Read office files with Java API
Last year when working in a project, there were a lot of documents (requirements, user guides, architecture, etc.), from different sources (email attachments, file shares, backups, old version control). The same document name but different date and size.
So, how to know which one is the latest and delete the others ?
There were two ways to achieve that:
- Open each file and see its properties, like date and last author.
- Programmatically read its properties and print it out.
- Very time consuming if you have many files, like I had (300 files)
- Time consuming, but you do this only once and can write a blog about that (WoW)
Then, in a short time I developed a small program to read a set of files and print its name, date of last modification and complete path.
OpenOffice SDK libraries is used, so you need to have a OpenOffice 2.x installed somewhere.
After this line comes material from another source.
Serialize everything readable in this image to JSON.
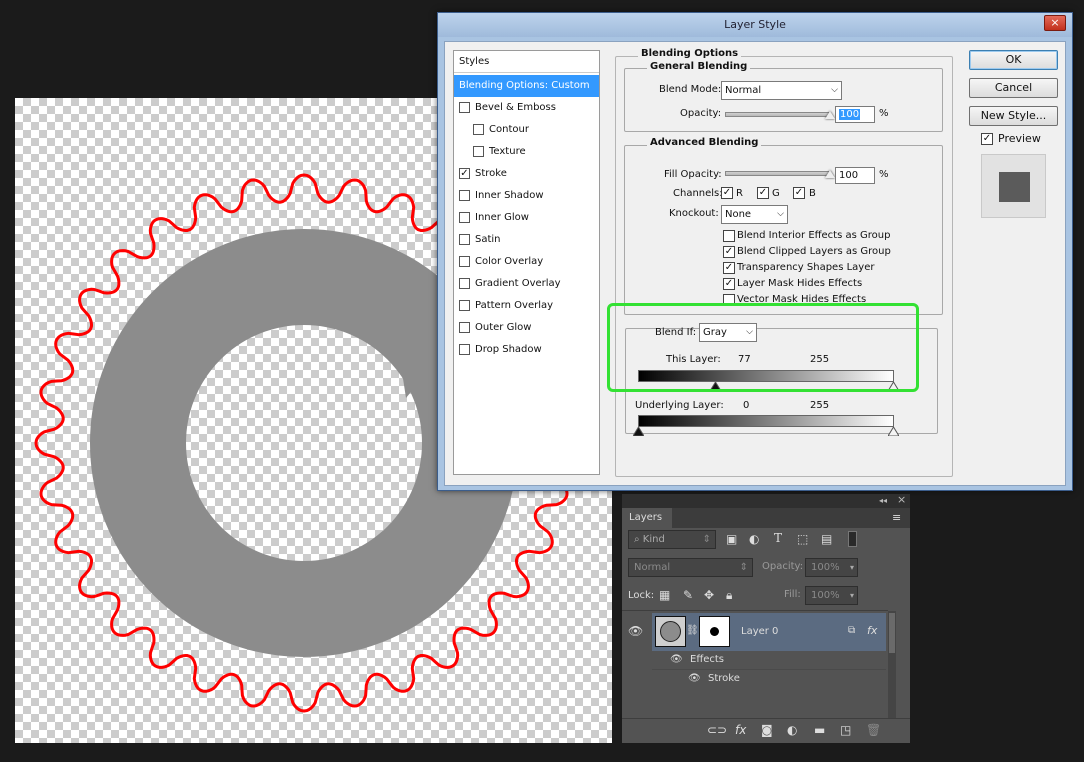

Actually it reads a small set of office files like sxw, doc, xls, odt, ods, pps, odt, ppt and odp. Feel free to modify it to suit your needs. Or even extend its functionality.
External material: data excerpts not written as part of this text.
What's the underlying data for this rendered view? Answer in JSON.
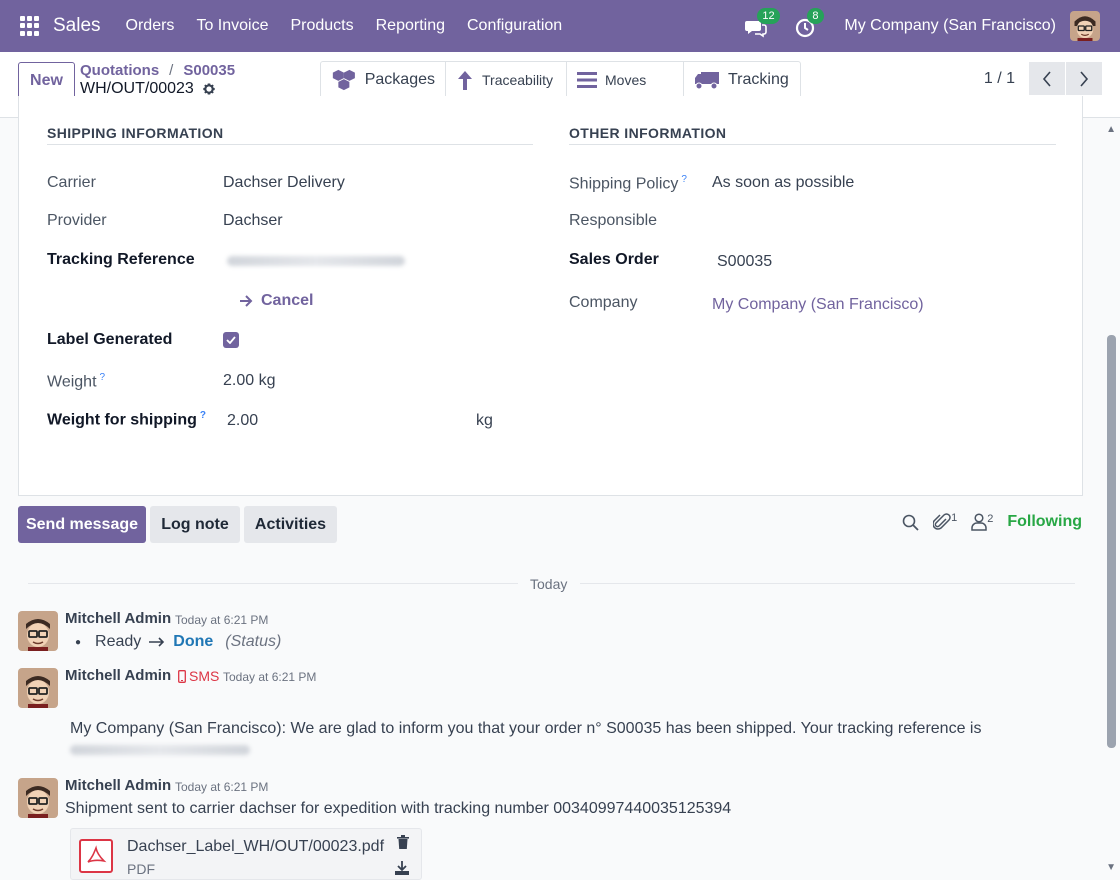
{
  "navbar": {
    "app_name": "Sales",
    "menu": [
      "Orders",
      "To Invoice",
      "Products",
      "Reporting",
      "Configuration"
    ],
    "messages_count": "12",
    "activities_count": "8",
    "company": "My Company (San Francisco)"
  },
  "control_panel": {
    "new_label": "New",
    "breadcrumbs": [
      "Quotations",
      "S00035"
    ],
    "record_name": "WH/OUT/00023",
    "smart_buttons": [
      "Packages",
      "Traceability",
      "Moves",
      "Tracking"
    ],
    "pager": "1 / 1"
  },
  "form": {
    "shipping_title": "SHIPPING INFORMATION",
    "other_title": "OTHER INFORMATION",
    "carrier_label": "Carrier",
    "carrier_value": "Dachser Delivery",
    "provider_label": "Provider",
    "provider_value": "Dachser",
    "tracking_label": "Tracking Reference",
    "cancel_label": "Cancel",
    "label_generated_label": "Label Generated",
    "label_generated_checked": true,
    "weight_label": "Weight",
    "weight_value": "2.00 kg",
    "weight_shipping_label": "Weight for shipping",
    "weight_shipping_value": "2.00",
    "weight_shipping_unit": "kg",
    "help_mark": "?",
    "shipping_policy_label": "Shipping Policy",
    "shipping_policy_value": "As soon as possible",
    "responsible_label": "Responsible",
    "sales_order_label": "Sales Order",
    "sales_order_value": "S00035",
    "company_label": "Company",
    "company_value": "My Company (San Francisco)"
  },
  "chatter": {
    "send_message": "Send message",
    "log_note": "Log note",
    "activities": "Activities",
    "attachments_count": "1",
    "followers_count": "2",
    "following": "Following",
    "date_divider": "Today",
    "messages": [
      {
        "author": "Mitchell Admin",
        "time": "Today at 6:21 PM",
        "from_status": "Ready",
        "to_status": "Done",
        "field": "(Status)"
      },
      {
        "author": "Mitchell Admin",
        "channel": "SMS",
        "time": "Today at 6:21 PM",
        "body": "My Company (San Francisco): We are glad to inform you that your order n° S00035 has been shipped. Your tracking reference is"
      },
      {
        "author": "Mitchell Admin",
        "time": "Today at 6:21 PM",
        "body": "Shipment sent to carrier dachser for expedition with tracking number 00340997440035125394",
        "attachment_name": "Dachser_Label_WH/OUT/00023.pdf",
        "attachment_type": "PDF"
      }
    ]
  },
  "colors": {
    "brand": "#71639e",
    "following": "#28a745",
    "badge": "#26a259",
    "sms": "#dc3545"
  }
}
The java source code can be downloaded at DocViewer.java
* its a UTF-8 file
** remove .txt extension after download
As I am a linux user, this works with linux in mind. Windows users have reported it works with small modifications to its runtime settings, but I don't know which modifications need to be done.
Requirements
Compile time
The following libraries are needed:
$OO_HOME/program/classes/juh.jar $OO_HOME/program/classes/jurt.jar $OO_HOME/program/classes/jut.jar $OO_HOME/program/classes/ridl.jar $OO_HOME/program/classes/unoil.jar
$OO_HOME points to the OpenOffice installation. For me it is installed at /opt/broffice.org2.3
* BrOffice is the official Brazilian version of OpenOffice
At runtime
- OpenOffice 2.x installation
- X Virtual Frame Buffer (Xvfb)
- Java (version 5 or more recent)
Compile
Very easy to compile
javac -classpath /opt/broffice.org2.3/program/classes/\* src/claudius/DocViewer.java
You see I have used classpath wildcards. Modify this as needed to compile it with JDK 5.
Run
To run it, openoffice standalone program need to be running, but to avoid a graphical program popping out in a window hundreds of times, it can run in a non graphical way. To achieve that I used X Virtual Frame Buffer (xvfb), its a kind of X window manager in memory, this is useful to run graphical libraries at server machines.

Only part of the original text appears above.